Enough. There are plenty of analyses of all the ways this law won’t work.

Not Enough

But one cannot complain without alternatives. “Repeal and replace?” OK, but with what? Pelosi’s promises address serious concerns. It isn’t enough to say “that costs too much,” or “it should be unconstitutional.”

Sensible alternatives exist. This need not be a choice between the Obamacare mess and the mess we had before.

Fix health care, not just health insurance. Where are the health-care equivalents of Southwest Airlines Co., Wal-Mart Stores Inc. (WMT) and Apple Inc. — innovating, dramatically lowering costs and bringing everyday low prices to health care? They have been kept out of the market by anti-competitive regulation. As one small example, in my state of Illinois, every new hospital, expansion of an existing facility or major equipment purchase must obtain a “certificate of need” from a state board. “Need” explicitly means that it doesn’t undermine incumbents’ profits.

Insurance should be insurance, reserved for unpredictable and catastrophic expenses.
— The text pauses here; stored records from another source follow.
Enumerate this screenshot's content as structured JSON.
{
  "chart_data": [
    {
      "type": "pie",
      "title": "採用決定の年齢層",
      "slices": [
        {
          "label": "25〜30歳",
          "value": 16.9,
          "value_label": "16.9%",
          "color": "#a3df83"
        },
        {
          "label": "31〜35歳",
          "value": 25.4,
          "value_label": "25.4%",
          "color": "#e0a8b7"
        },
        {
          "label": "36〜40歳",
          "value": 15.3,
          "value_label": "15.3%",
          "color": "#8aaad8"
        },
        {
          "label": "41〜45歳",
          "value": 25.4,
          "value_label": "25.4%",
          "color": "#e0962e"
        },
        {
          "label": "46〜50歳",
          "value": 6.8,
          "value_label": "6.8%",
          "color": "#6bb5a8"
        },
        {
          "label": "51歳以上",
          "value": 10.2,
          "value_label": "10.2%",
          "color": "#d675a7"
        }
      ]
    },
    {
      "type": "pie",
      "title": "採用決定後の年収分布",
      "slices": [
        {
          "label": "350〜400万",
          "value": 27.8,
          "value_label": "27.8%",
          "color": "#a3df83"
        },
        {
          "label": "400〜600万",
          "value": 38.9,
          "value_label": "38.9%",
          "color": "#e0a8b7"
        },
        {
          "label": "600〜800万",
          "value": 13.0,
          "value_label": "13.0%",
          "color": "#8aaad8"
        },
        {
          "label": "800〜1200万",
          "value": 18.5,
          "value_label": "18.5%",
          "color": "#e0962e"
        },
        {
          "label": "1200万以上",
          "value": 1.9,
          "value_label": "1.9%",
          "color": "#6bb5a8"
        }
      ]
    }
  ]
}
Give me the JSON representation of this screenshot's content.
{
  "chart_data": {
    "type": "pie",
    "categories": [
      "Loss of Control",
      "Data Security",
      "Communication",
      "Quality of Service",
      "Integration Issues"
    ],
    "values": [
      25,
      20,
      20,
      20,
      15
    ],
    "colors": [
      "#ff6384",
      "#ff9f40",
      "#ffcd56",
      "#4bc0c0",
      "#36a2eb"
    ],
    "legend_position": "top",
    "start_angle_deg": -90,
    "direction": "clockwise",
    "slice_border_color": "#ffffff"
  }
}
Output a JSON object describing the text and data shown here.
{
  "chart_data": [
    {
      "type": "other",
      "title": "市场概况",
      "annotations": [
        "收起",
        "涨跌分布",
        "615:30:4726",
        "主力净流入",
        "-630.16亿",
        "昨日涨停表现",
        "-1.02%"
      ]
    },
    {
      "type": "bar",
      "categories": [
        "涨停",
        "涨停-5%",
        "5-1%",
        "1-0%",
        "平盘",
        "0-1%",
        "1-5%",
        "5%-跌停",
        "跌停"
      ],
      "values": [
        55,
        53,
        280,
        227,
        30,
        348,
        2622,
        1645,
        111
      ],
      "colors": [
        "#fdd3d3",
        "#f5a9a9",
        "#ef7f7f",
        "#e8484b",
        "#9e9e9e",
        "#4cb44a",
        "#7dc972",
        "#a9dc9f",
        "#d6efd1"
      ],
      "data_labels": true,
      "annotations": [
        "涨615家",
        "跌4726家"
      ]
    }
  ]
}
Car insurance doesn’t pay for oil changes, and you shouldn’t pay for checkups through health- insurance premiums. Such insurance would be a lot cheaper, and more people would buy it.

Insurance should be individual, portable from job to job and state to state, and guaranteed renewable for people who get sick. That neatly solves the pre-existing-condition nightmare. Insurance companies would be happy to sell such coverage. The government stands in the way, by subsidizing employer-based group plans at the expense of individual insurance. (My “Health status insurance” proposal is one example among many that describe functional private health insurance.)

Cost control is achieved in only one way. Competition. Not price controls.

Innovation comes from competition, too, and from innovators’ ability to initially charge rich people more — and their ability to pay it — make great profits, and then commoditize. You cannot have innovation in a government cost- controlled system.

It takes courage these days to have any trust in markets, or for politicians to oppose handouts to voters. Without that courage, our health-care system, and our economy, will fall apart.

John H. Cochrane is a professor of finance at the University of Chicago Booth School of Business and an adjunct scholar at the Cato Institute.